Baldur's Gate III: The Black Hound was the sequel to Baldur's Gate II: Shadows of Amn and Baldur's Gate II: Throne of Bhaal and was to be the third entry in the Dungeons & Dragons Baldur's Gate series and was to be developed by Black Isle Studios. It was codenamed FR6 and Project Jefferson, this is what it was revealed to be for the public. The game was announced in 2002 and was said to use the 3rd Edition D&D Ruleset. The game was set to use a new 3D Engine that was based of BioWare's Aurora Engine, BioWare's successor to the Infinity Engine, this engine, aptly named Jefferson was to be Black Isle Studio's successor to the Infinity Engine.
Black Isle Studio's was taking over development from the previous Baldur's Gate developers, BioWare. The game appeared to be canceled in 2003 when its engine was announced to have been used for Black Isle Studios Van Buren (Fallout 3). However with Van Buren's cancellation, the Jefferson engine was never used for any game. The games motto would have been: "You cannot kill guilt".
The player character would have been resting at his campsite, which he set up to seek shelter from a rainstorm, when cleric named May Farrow chasing a Black Hound crashes in, she kills the hound which dies on the player's lap. Accusing the player of being in league with the dog, she is about to kill the player as well, but the Riders of Archendale arrive and scare her off and question the player. After a brief inquisition, the local magistrates tell the player not to wander far because they may have more questions. And so begins the players quest to find out who the mad cleric was, what this has to do with him/her, why a black spirit hound now follows him/her around, and why can’t people just leave the player character alone and do things for themselves.

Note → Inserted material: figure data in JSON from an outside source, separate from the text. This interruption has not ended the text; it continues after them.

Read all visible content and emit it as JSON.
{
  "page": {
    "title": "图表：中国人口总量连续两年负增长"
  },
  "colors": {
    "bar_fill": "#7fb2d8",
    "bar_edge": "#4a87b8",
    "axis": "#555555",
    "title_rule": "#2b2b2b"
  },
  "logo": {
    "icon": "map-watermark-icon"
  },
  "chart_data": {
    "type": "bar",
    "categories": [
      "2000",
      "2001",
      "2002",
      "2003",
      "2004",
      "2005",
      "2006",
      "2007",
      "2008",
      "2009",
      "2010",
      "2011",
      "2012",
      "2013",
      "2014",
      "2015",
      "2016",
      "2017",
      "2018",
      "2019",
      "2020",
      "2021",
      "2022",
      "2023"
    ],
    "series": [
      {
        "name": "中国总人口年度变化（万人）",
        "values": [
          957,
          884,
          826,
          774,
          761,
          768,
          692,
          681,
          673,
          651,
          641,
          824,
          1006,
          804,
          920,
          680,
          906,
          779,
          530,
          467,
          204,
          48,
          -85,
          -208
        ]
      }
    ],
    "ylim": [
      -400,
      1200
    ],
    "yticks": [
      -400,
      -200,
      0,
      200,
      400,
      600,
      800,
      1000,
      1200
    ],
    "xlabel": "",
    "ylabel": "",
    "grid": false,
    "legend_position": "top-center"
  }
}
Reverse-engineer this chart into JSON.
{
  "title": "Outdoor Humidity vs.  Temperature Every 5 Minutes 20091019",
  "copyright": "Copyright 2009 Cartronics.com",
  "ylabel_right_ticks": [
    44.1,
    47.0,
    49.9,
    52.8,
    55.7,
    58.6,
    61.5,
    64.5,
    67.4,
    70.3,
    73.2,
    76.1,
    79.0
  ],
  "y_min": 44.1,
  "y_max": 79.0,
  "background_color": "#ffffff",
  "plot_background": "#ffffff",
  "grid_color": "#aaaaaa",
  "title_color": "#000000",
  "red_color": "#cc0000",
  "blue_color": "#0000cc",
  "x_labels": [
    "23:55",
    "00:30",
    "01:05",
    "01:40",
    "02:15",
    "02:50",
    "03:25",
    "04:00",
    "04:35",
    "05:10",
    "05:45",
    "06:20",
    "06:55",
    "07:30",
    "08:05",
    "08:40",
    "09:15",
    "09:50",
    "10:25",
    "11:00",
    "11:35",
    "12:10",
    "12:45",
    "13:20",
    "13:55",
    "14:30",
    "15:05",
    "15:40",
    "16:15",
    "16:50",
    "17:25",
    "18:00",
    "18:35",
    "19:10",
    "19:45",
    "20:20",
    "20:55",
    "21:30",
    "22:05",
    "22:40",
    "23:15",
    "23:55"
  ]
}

The game would not have been a sequel to Baldur's Gate II in terms of story but rather gameplay, however, it did continue part of story of Icewind Dale II through joinable NPC's, specifically Maralie Fiddlebender, who would have been an adult in the story.
As revealed in several interviews, but most prominently in the one with Winterwind Productions, the gameplay of the game was revealed. It would have used the same gameplay as the previous Baldur's Gate games, just updated to fit the 3rd Edition Dungeons & Dragons Ruleset, meaning it would have been turn-based. While the strategy of the gameplay would have been that of the previous Baldur's Gate games, elements from other games such as the Temple of Elemental Evil would have been borrowed.
The game was said to be truly non-linear, with the player able to go wherever he/she wants, do whatever he/she wants, whenever he/she wants and however ever he/she wants to. However, everything the player id would have had a repercussions for the player's actions in the game. If the player is assigned a quest and fails/doesn't complete it, the actions for that would haunt the player later on in the game. The player would have full control over character creation, from appearance, to skills, to actions. It would not matter whether the game was level based or skill based, the player would have had full control of their character. Unlike previous games, the player was able to switch between lawful good, chaotic evil, neutral phases depending on his actions in the game. This would have also reacquired the player character to make difficult decisions which could affect their reputation with one group in order to maintain their reputation with another.
Before its cancellation, a trilogy of Black Hound games were planned. The decisions of the character in the game would have affected the story of the second Black Hound game, a feature used in the Mass Effect series.